Lord Stockwood, the minister for investment, recently floated the idea of universal basic income to cushion AI-driven job losses. Last month, the European Central Bank published a study of 5,000 eurozone firms showing that companies which adopt AI are 4 per cent more likely to hire. Something doesn’t add up. So what’s going wrong?
In 2013, a widely cited Oxford study told us that 47 per cent of American jobs were at high risk of automation. Since then, every serious forecast has done the same thing: decompose a job into tasks, score which tasks machines can do, announce a crisis. The renowned VC investor Marc Andreessen refined the point this January: it’s tasks, not jobs, that get replaced. He’s right. But he doesn’t explain why the job survives once the tasks are gone.
For an answer to that question, look to Adam Smith. It should come as no surprise that just when we think the rules of economics are about to be utterly changed, that the core insight comes from the father of the subject.
The pin factory is the most famous anecdote in economics. Ten men can create 48,000 pins a day performing 18 operations between them. Every textbook reads it as a story about task decomposition. But Smith was describing something else. The wire drawer’s output has to fit the straightener’s technique. The pointer’s work must be compatible with the header’s. Each worker depends not just on their own skill but on the relationships between them: timing, trust, the tacit knowledge that builds over months and years of working side by side.

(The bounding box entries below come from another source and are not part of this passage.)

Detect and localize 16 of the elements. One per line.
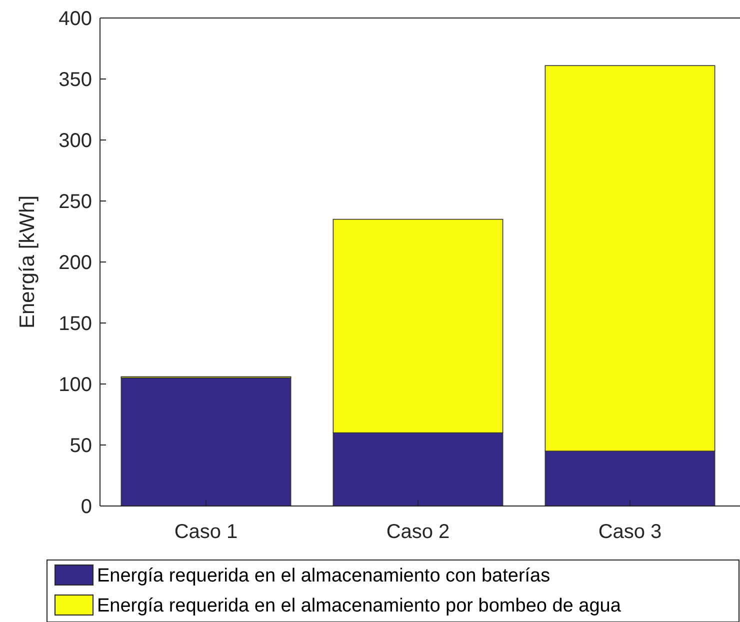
y-tick-label: 300 — [58, 130, 92, 152]
y-tick-label: 0 — [80, 496, 92, 518]
y-tick-label: 350 — [58, 69, 92, 91]
bar — [120, 378, 292, 506]
y-tick-label: 200 — [58, 252, 92, 274]
y-tick-label: 100 — [58, 374, 92, 396]
x-tick-label: Caso 3 — [598, 521, 662, 543]
y-tick-label: 400 — [58, 8, 92, 30]
y-tick-label: 250 — [58, 191, 92, 213]
y-tick-label: 150 — [58, 313, 92, 335]
x-tick-label: Caso 1 — [174, 521, 238, 543]
legend-label: Energía requerida en el almacenamiento por bombeo de agua — [97, 596, 622, 617]
y-tick-label: 50 — [70, 435, 92, 457]
legend-label: Energía requerida en el almacenamiento con baterías — [97, 566, 550, 587]
y-axis-title: Energía [kWh] — [16, 195, 39, 329]
x-tick-label: Caso 2 — [386, 521, 450, 543]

Smith said the division of labour is limited by the extent of the market. That’s the line everyone quotes. But the extent of the market isn’t a task list. It’s a web of human relationships. And it’s the nature of those relationships that determines what a job looks like in the age of AI.
The best granular data comes from across the Atlantic. America’s Bureau of Labor Statistics projects every occupation out to 2033. They say software developer jobs will increase by 18 per cent, financial advisors by 17 per cent and lawyers by 5 per cent.
Personal financial advisors are heavily exposed to AI. Robo-advisers already handle portfolio rebalancing and tax-loss harvesting. On paper, doomed. In reality, this profession is booming. And that’s because the financial adviser’s real job isn’t rebalancing a portfolio but rather being the person a client trusts enough to ring.
Software engineer job postings hit multi-year highs in early 2026, even as AI writes more of the code. When something gets cheaper to produce, you produce more of it. And the software developer isn’t writing code in isolation. Instead she is coordinating with product managers, designers, and other developers all day, every day. AI can take the tasks. It can’t take her position in the network.
I run a creative and digital agency that has worked on more than 25 election campaigns across 40 countries. Matthew Kilcoyne, who has done additional reporting for this piece, has spent a decade in technology policy. Between us, we’ve seen the AI-replaces-everything thesis tested in both directions: in client relationships and campaign war rooms, and in the policy frameworks supposed to prepare workers for what comes next.
The honest answer, at least in the knowledge economy, is that about 40 per cent of what an organisation does is automatable right now. Research synthesis, first-draft copy, scheduling, data processing are just some of the tasks that AI is brilliant at. But the other 60 per cent is relationships, judgment and taste: knowing when the machine’s output is brilliant and when it’s rubbish. That scales at the speed of human trust.
The anthropologist Robin Dunbar showed that humans can maintain roughly 150 stable relationships. The limit is neurological, and shows up across cultures throughout history. Hutterite farming colonies have split at that number for centuries. Gore-Tex caps its factory units at 150 employees. The relational capital in any job builds slowly, can’t be parallelised, and is destroyed in an instant when someone is displaced.
The anthropologist Robin Dunbar showed that humans can maintain roughly 150 stable relationships
That’s the real problem with retraining. Every programme focuses on skills. But a displaced worker’s actual deficit isn’t skills. It’s that she doesn’t know who to ring or whose emails matter. Anyone who has started a new job knows the first six months aren’t about learning the tasks. They’re about learning the network. Policy that ignores this will keep failing.
If the evidence points to augmentation, why does the public assume displacement? Look at the name.
We call it artificial intelligence. ‘Artificial’: the GMO of cognition. Almost fraud-coded before the conversation begins. And then ‘intelligence’ is coming for your livelihood. No wonder people are frightened!
What if we’d called it what it actually does? Not artificial intelligence. Augmenting intelligence. One name says the machine is coming for you. The other says it’s working alongside you. The evidence supports the second. But we’ve spent three years trapped by the first.
The question was never whether the machine is coming for us. It’s what we become alongside it.